The snapshot isolation level ensures all reads read a transactionally consistent version of the data from the time that the transaction starts (or more accurately when the transaction first accesses data). This means that there will be no dirty reads and no phantom data, but if the dataset being read is changed after the transaction started this change will not be recognized by the query and a transactionally consistent version from the time the transaction started is read instead. This is a way to ensure that even though there are no dirty reads, the reading query will not be blocked by exclusive locks and the reading query does not issue any shared locks as it does not need to. If any data is altered, the query will simply read the transactionally consistent data from the version store. Note that to be able to use this isolation level, the setting “Allow Snapshot Isolation” must be set to True (can be done through GUI or by executing “alter database <db name> set allow_snapshot_isolation on;”).

Starting as usual by executing 1c then 1h we get the expected result set:

In sys.dm_tran_active_snapshot_database_transactions we can now see our active snapshot transaction, but there is still no data in sys.dm_tran_version_store.

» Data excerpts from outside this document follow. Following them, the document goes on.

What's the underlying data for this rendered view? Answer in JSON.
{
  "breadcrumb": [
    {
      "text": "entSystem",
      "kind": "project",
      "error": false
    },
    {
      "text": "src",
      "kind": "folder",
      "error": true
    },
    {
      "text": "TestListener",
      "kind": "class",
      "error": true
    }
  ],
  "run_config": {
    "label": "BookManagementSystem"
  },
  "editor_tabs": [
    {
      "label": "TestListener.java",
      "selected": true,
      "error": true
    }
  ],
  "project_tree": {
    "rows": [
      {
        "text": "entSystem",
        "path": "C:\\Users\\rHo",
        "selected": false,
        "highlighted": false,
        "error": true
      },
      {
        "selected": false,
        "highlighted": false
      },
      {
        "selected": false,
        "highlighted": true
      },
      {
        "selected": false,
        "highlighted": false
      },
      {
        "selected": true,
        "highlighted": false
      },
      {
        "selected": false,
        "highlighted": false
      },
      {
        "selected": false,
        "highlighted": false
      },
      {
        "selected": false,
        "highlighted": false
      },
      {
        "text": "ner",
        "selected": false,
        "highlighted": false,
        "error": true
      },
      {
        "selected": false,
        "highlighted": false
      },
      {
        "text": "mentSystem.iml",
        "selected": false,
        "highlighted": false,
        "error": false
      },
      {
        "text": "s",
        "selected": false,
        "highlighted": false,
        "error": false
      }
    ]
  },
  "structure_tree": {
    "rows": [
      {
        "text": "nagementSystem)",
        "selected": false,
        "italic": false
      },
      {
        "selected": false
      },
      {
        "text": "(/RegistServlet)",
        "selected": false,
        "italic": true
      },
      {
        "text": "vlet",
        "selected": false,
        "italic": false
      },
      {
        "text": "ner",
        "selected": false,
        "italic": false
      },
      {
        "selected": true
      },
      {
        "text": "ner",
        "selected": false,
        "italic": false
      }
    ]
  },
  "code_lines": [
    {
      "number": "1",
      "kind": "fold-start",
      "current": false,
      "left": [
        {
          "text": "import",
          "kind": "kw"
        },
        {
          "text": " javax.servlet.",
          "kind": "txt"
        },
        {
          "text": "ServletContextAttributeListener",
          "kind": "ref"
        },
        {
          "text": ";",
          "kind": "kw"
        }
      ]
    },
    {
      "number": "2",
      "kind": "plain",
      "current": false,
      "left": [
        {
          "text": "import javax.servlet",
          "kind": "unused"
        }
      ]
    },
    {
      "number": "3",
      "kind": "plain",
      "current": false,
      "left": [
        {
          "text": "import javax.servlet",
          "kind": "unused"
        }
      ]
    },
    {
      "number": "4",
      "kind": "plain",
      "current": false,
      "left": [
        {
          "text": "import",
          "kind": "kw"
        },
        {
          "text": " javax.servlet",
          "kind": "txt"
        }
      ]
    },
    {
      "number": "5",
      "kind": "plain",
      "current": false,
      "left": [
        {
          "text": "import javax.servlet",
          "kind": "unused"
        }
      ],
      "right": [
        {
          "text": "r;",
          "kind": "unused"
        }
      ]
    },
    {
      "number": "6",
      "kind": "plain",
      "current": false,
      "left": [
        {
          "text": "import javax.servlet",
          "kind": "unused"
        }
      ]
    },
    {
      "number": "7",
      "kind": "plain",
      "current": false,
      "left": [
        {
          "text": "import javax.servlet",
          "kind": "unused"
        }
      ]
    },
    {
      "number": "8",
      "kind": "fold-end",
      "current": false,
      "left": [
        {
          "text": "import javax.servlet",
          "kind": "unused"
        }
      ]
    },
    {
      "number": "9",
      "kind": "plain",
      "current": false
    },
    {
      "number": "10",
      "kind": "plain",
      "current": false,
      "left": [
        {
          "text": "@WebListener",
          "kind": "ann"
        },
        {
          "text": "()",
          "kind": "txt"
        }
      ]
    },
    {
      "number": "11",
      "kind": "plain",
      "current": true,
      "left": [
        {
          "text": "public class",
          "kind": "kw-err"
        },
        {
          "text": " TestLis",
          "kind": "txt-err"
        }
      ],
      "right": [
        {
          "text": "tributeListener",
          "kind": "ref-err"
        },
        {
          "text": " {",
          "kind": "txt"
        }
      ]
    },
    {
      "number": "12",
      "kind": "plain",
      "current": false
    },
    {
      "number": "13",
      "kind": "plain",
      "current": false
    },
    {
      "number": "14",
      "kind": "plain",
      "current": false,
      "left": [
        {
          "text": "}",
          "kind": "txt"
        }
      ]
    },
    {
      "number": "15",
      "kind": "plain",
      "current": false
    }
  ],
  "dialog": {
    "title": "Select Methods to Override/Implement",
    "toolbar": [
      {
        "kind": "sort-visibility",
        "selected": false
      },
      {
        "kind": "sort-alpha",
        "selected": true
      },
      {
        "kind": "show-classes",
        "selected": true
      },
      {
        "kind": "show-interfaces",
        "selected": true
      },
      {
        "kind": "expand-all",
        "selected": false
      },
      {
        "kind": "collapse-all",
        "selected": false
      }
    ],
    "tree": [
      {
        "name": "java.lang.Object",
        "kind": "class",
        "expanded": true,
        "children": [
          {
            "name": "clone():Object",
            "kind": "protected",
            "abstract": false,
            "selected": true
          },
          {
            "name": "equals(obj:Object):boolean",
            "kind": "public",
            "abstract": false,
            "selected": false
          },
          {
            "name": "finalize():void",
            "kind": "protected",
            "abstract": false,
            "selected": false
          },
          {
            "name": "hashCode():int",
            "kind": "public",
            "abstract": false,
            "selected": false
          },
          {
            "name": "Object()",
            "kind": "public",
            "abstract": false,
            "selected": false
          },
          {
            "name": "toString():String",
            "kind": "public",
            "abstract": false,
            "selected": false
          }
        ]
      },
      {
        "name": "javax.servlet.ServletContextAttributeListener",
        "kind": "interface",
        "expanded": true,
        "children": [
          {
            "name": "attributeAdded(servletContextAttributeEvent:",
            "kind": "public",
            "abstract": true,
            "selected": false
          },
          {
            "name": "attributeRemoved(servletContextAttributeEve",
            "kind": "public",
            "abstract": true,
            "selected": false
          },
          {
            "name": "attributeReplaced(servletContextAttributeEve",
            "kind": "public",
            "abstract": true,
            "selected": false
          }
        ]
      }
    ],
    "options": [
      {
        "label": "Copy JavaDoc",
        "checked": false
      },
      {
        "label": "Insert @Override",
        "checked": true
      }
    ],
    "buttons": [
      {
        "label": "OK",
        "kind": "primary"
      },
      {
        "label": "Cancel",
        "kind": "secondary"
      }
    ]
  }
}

This will be populated when the update statement in 3c is executed.

Executing part 2c and 3c and then 2h still gives the same result set, and if we now look at the active snapshot transactions both queries are listed and it shows that the snapshot isolated query has read a version chain:

In sys.dm_tran_version_store there is now data, the snapshot, that is read by our read transaction:

Committing the transactions will immediately remove them from the sys.dm_tran_active_snapshot_database_transactions view, however the snapshot data might linger a bit in sys.dm_tran_version_store before being removed.

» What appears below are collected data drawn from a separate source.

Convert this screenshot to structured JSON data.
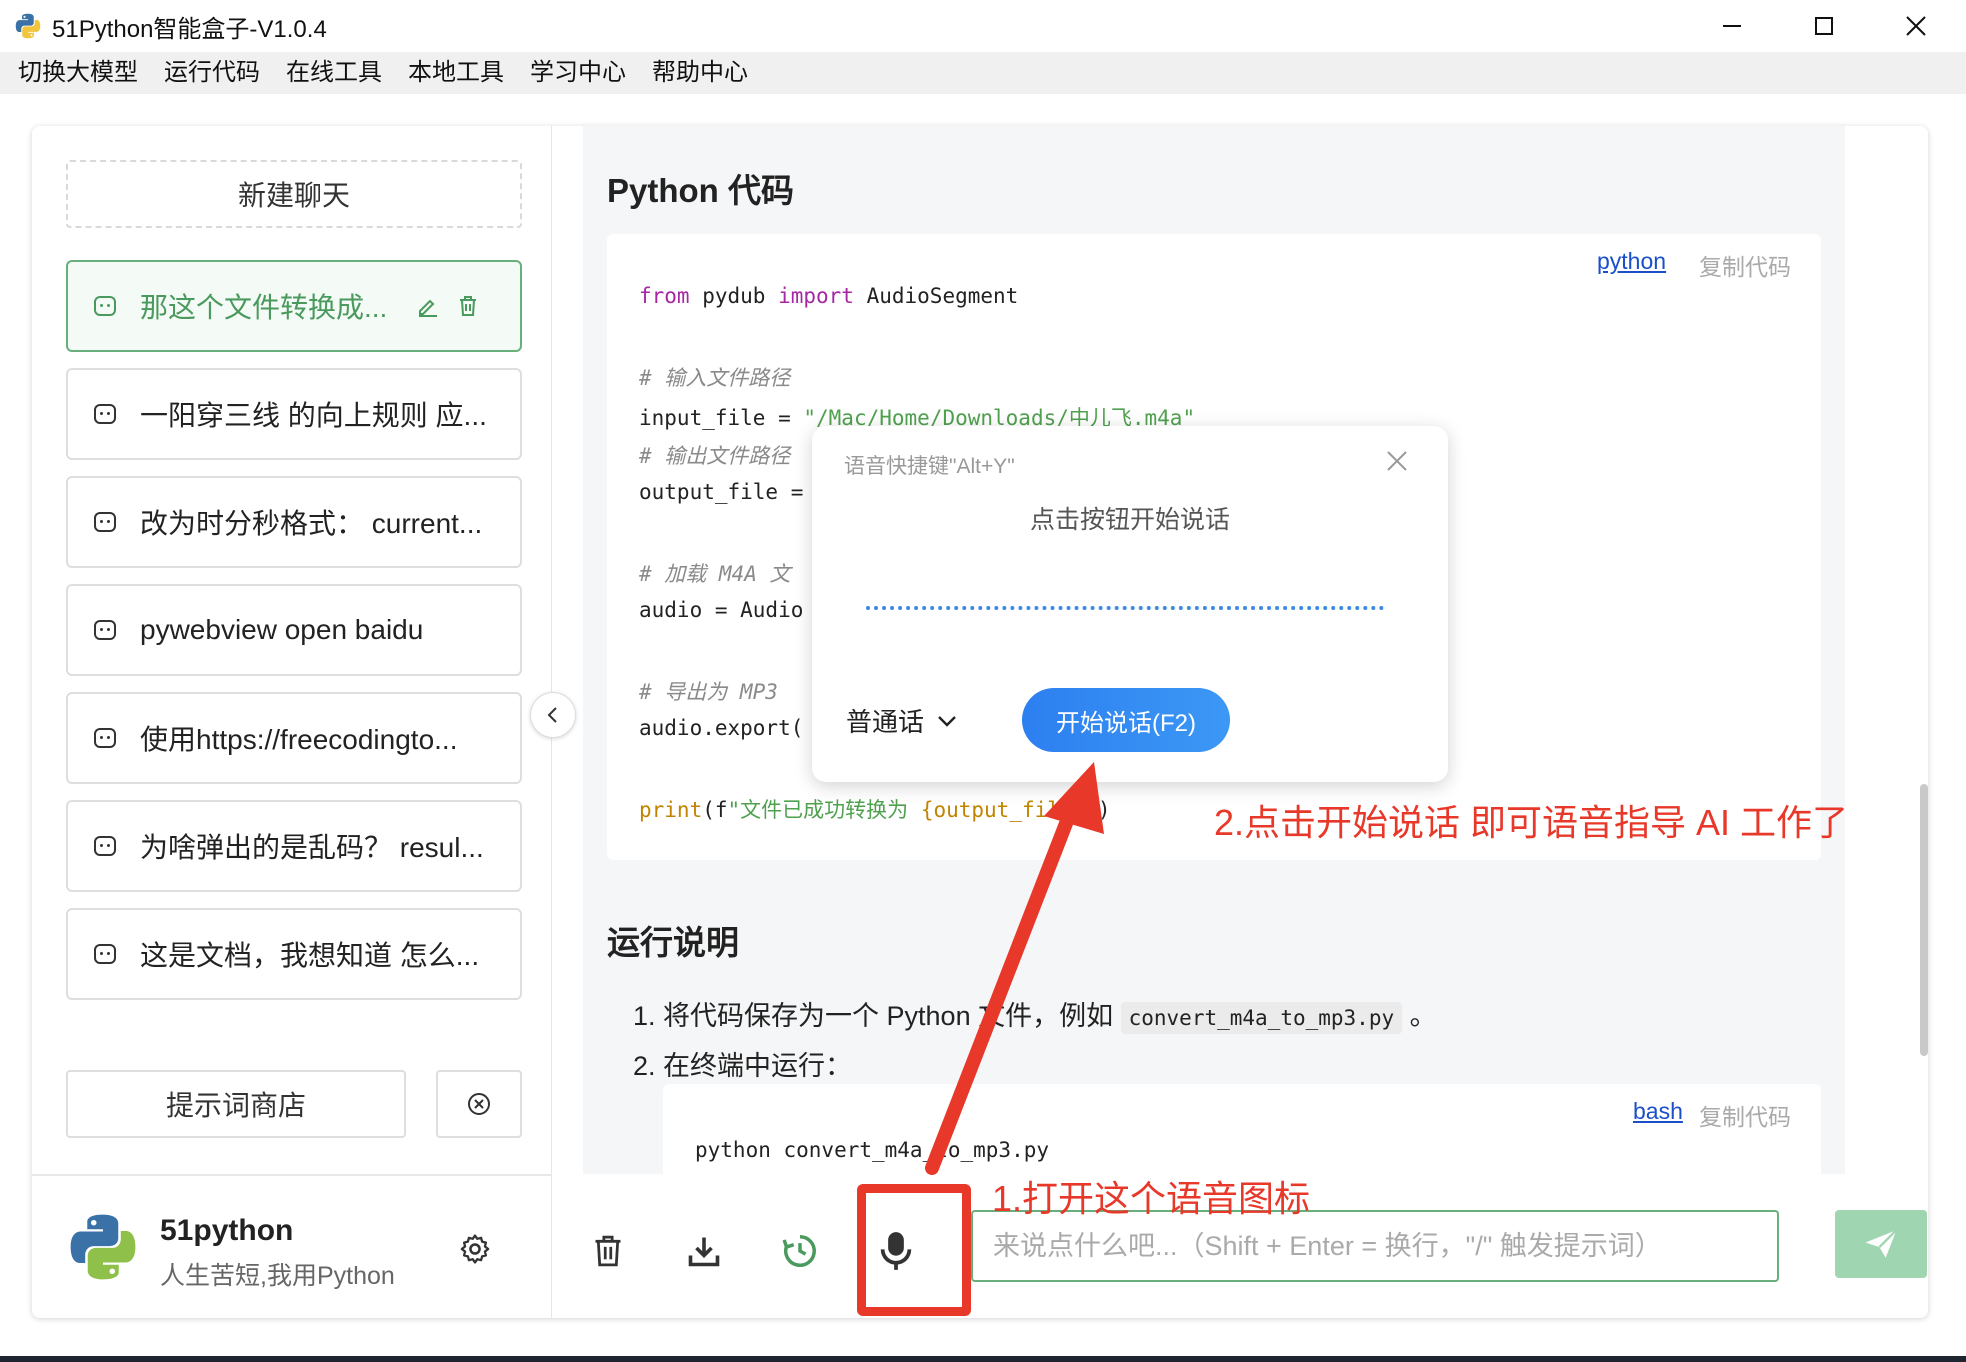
{
  "window": {
    "title": "51Python智能盒子-V1.0.4"
  },
  "menu": [
    "切换大模型",
    "运行代码",
    "在线工具",
    "本地工具",
    "学习中心",
    "帮助中心"
  ],
  "sidebar": {
    "new_chat": "新建聊天",
    "chats": [
      "那这个文件转换成...",
      "一阳穿三线 的向上规则 应...",
      "改为时分秒格式： current...",
      "pywebview open baidu",
      "使用https://freecodingto...",
      "为啥弹出的是乱码？ resul...",
      "这是文档，我想知道 怎么..."
    ],
    "prompt_shop": "提示词商店",
    "profile": {
      "name": "51python",
      "motto": "人生苦短,我用Python"
    }
  },
  "content": {
    "heading_code": "Python 代码",
    "code_lang": "python",
    "copy_label": "复制代码",
    "heading_run": "运行说明",
    "step1_pre": "1. 将代码保存为一个 Python 文件，例如",
    "step1_code": "convert_m4a_to_mp3.py",
    "step1_post": "。",
    "step2": "2. 在终端中运行：",
    "bash_lang": "bash",
    "bash_line": "python convert_m4a_to_mp3.py"
  },
  "input": {
    "placeholder": "来说点什么吧...（Shift + Enter = 换行，\"/\" 触发提示词）"
  },
  "voice_dialog": {
    "shortcut": "语音快捷键\"Alt+Y\"",
    "hint": "点击按钮开始说话",
    "language": "普通话",
    "start_button": "开始说话(F2)"
  },
  "annotations": {
    "step1": "1.打开这个语音图标",
    "step2": "2.点击开始说话 即可语音指导 AI 工作了"
  },
  "colors": {
    "accent_green": "#67b07b",
    "annotation_red": "#e8382a",
    "voice_blue": "#2d7ff0"
  }
}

Read Committed Snapshot Isolation (RCSI)

This is a database setting that effectively will turn on the version store for the entire database effectively turning on snapshot isolation level behavior for all read committed isolation level queries database wide. Since the version store is used the transactional consistency will be from the point in time when the transaction started/first accessed data. To turn this on issue the following command

alter database <db_name> set read_committed_snapshot on;
go

Using RCSI is in many ways a “magic button” to reduce locking and blocking database wide, but be aware that many applications have business logic that relies on locking and blocking. If your application was not developed with RCSI in mind, extensive testing might be needed to ensure expected behavior.

The code

As promised, a copy friendly version of the T-SQL used in this post (for sp_whoisactive and whatsuplocks please visit the appropriate websites)

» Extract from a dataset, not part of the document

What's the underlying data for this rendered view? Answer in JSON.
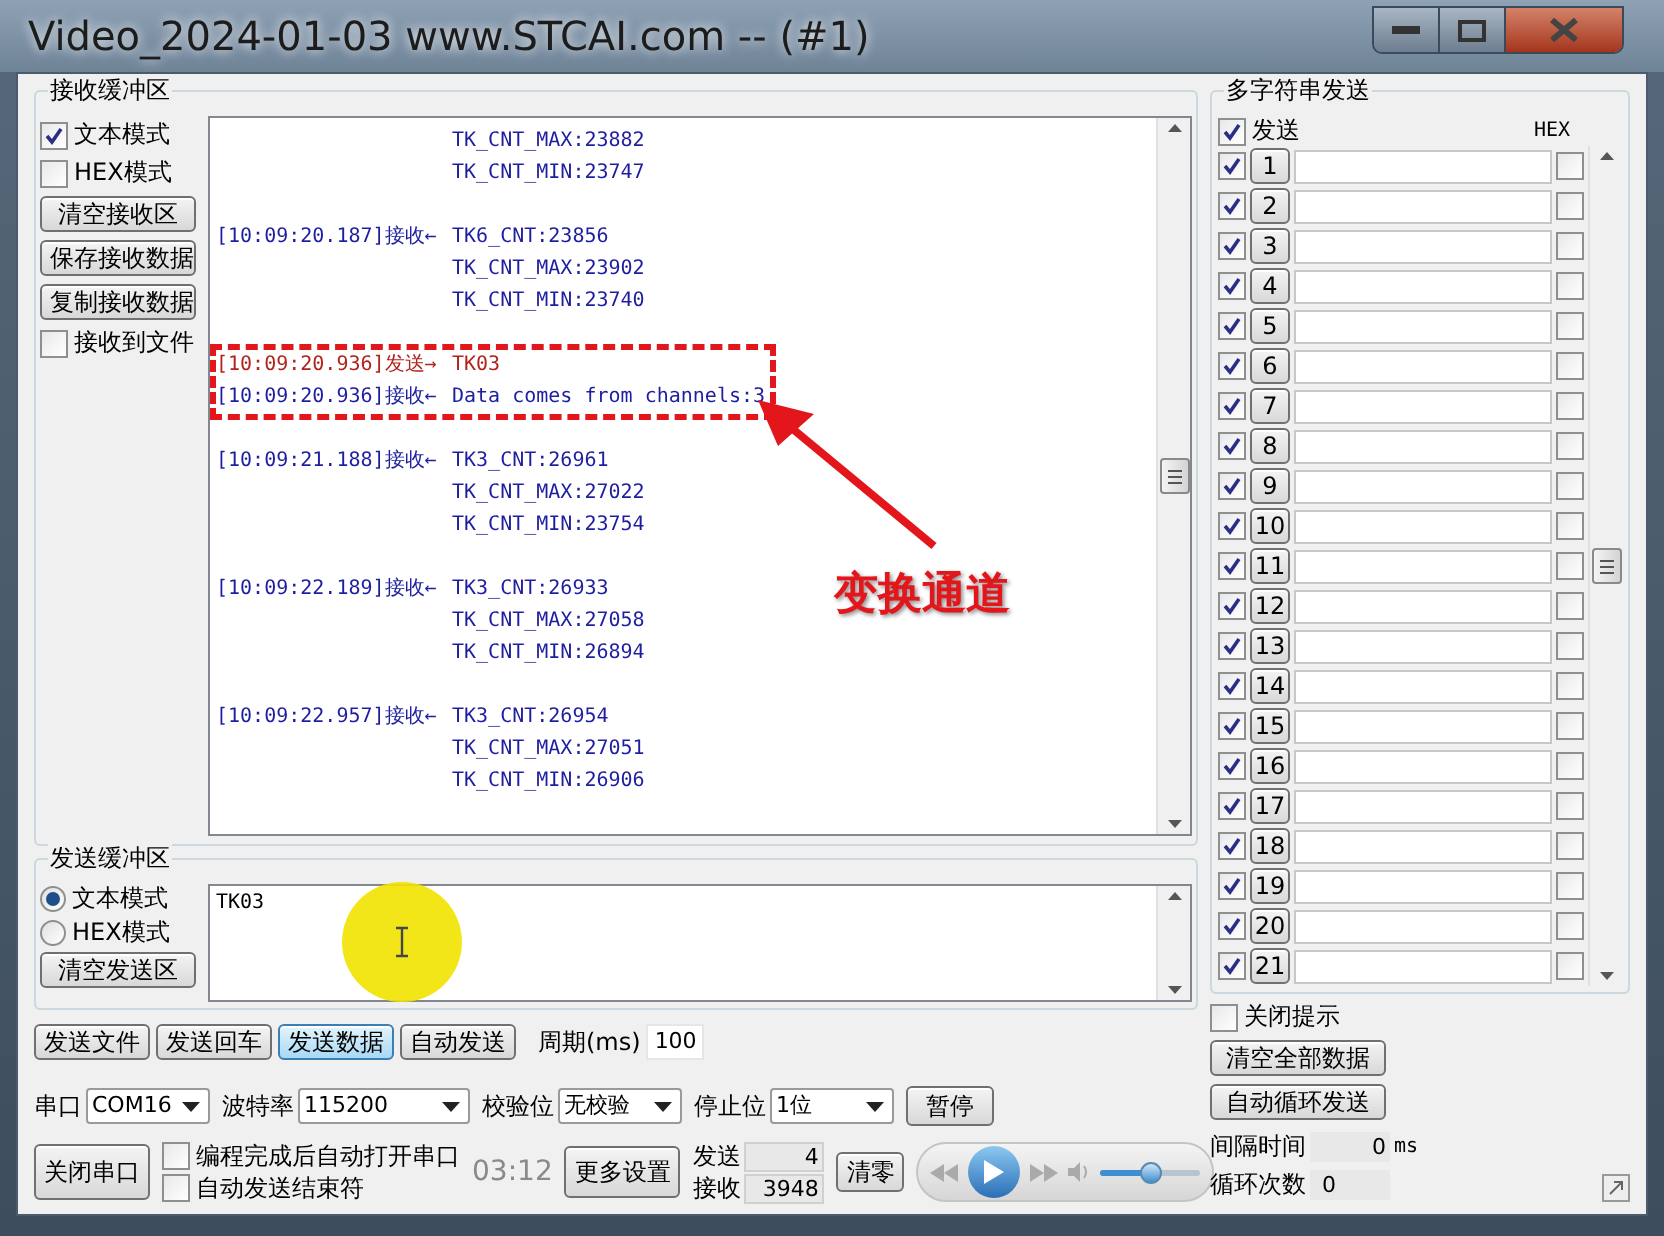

set transaction isolation level read committed;
go
create table t1 (col1 int, col2 nvarchar(10));

insert into t1 values (1, 'abc');

begin tran;
	insert into t1 values (2, 'def');
	save transaction st1;
		insert into t1 values (3, 'ghi');
		rollback transaction st1;

	insert into t1 values (4, 'jkl');
	update t1 set col2 = 'xyz' where col1 = 1;

	commit;

drop table t1;
-------------------------------------------------------------

-- set transaction isolation level read uncommitted;
-- set transaction isolation level read committed;
-- set transaction isolation level repeatable read;
-- set transaction isolation level serializable;
-- set transaction isolation level snapshot;
go

begin tran;
	select * from t1;
	select * from t1;
	commit;

------------------------------------------------------------
select * from sys.dm_tran_version_store;
select * from sys.dm_tran_active_snapshot_database_transactions;